Je revins, une et plusieurs fois, et nos relations recommencèrent. Nous ne parlâmes plus de rien ; d’abord il m’en coûta de paraître le même qu’auparavant ; ensuite le démon de l’espérance revint s’établir dans mon cœur ; et, sans rien dire, je pensais qu’un jour, tôt ou tard, elle se marierait avec moi. Ce fut un espoir qui me réhabilita à mes propres yeux, dans la situation où je me trouvais. Il n’était bruit que de notre mariage ; je niais formellement et sans sourire ; elle riait et haussait les épaules. Cette phase de notre vie fut la plus sereine pour moi, à part un court incident, occasionné par l’apparition d’un diplomate autrichien ou de je ne sais quel autre pays, beau garçon, élégant, blond, aux yeux grands et attirants, et qui était noble, par-dessus le marché. Quintilia se montra si aimable à son égard qu’il se crut préféré, et alla de l’avant. Je crois qu’un geste inconscient de ma part, ou un peu de la fine perception que Quintilia avait reçue du ciel, firent promptement entrer le désenchantement dans la chancellerie autrichienne. Peu après, elle tomba malade ; ce fut alors que notre intimité se resserra. Elle résolut, sur les conseils même des médecins, de ne plus sortir, tant qu’elle serait en traitement. Je passais, chaque jour, plusieurs heures auprès d’elle. Ces dames se mettaient au piano ; ou bien nous jouions tous trois, ou bien on lisait ; la plupart du temps nous causions tout simplement. J’eus l’occasion de l’étudier à fond. En suivant ses lectures, je vis que les livres purement amoureux lui demeuraient incompréhensibles, et que, si les sentiments étaient violents, elle jetait le volume avec ennui. Elle n’agissait point ainsi par ignorance ; elle avait une notion vague des passions, et avait quelquefois assisté à leurs péripéties chez les autres.

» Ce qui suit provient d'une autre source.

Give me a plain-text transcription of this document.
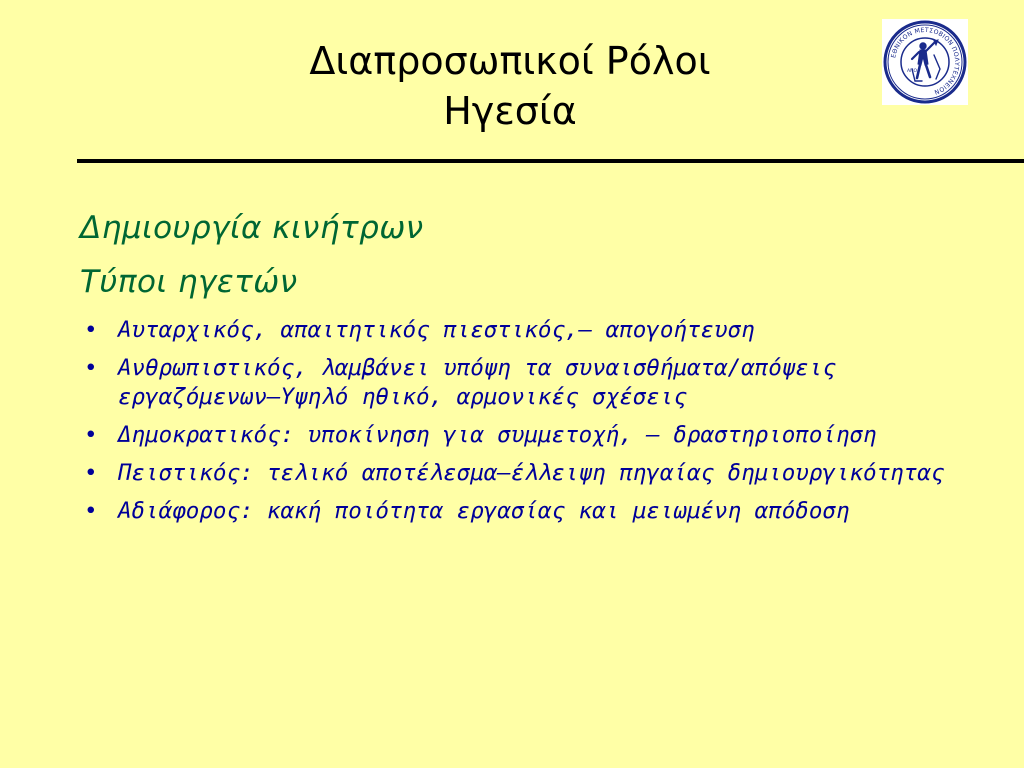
Διαπροσωπικοί Ρόλοι
Ηγεσία
ΕΘΝΙΚΟΝ ΜΕΤΣΟΒΙΟΝ ΠΟΛΥΤΕΧΝΕΙΟΝ
ΑΠΟ
Δημιουργία κινήτρων
Τύποι ηγετών
• Αυταρχικός, απαιτητικός πιεστικός,— απογοήτευση
• Ανθρωπιστικός, λαμβάνει υπόψη τα συναισθήματα/απόψεις εργαζόμενων—Υψηλό ηθικό, αρμονικές σχέσεις
• Δημοκρατικός: υποκίνηση για συμμετοχή, — δραστηριοποίηση
• Πειστικός: τελικό αποτέλεσμα—έλλειψη πηγαίας δημιουργικότητας
• Αδιάφορος: κακή ποιότητα εργασίας και μειωμένη απόδοση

— Quelle était sa maladie ?

— Elle souffrait de la moelle. Les médecins disaient que son mal datait de loin, et qu’elle approchait de la crise. Nous atteignîmes ainsi au commencement de 1859. En mars, la maladie s’aggrava, demeura quelques jours stationnaire, puis, vers la fin du mois, il n’y eut plus d’espoir de sauver la malade. Jamais je ne vis une créature plus énergique devant une catastrophe imminente ; elle était alors d’une maigreur transparente et presque fluide ; elle riait, ou plutôt souriait doucement et, voyant que je cachais mes larmes, elle me serrait les mains avec reconnaissance. Un jour, se trouvant seule avec le médecin, elle l’adjura de lui dire la vérité. Il allait mentir ; elle protesta que c’était inutile, qu’elle se sentait perdue.

— Perdue, non, murmura le médecin.

— Jurez.

Il hésita ; elle le remercia. Une fois certaine de sa fin, elle ordonna ce qu’elle s’était promis à elle-même.

— Elle s’est mariée avec vous, je parie.

— Ne me rappelez pas cette triste cérémonie ; ou plutôt laissez-moi m’en souvenir, pour qu’elle m’apporte comme une haleine du passé. Elle n’accepta de ma part ni refus ni excuse. Je l’épousai à deux doigts de la mort. Ce fut le 18 avril 1859. Je passai les deux derniers jours, jusqu’au 20 avril, au pied du lit de ma fiancée agonisante, et je l’embrassai pour la première fois, quand elle n’était plus qu’un cadavre.

— Étrange !

— Je ne sais ce que dira votre physiologie. La mienne, qui est celle d’un profane, me fait croire que cette jeune fille avait pour le mariage une répulsion purement physique. Elle se maria à demi morte, aux portes du néant. Appelez-la monstre, si vous voulez, mais ajoutez le mot divin.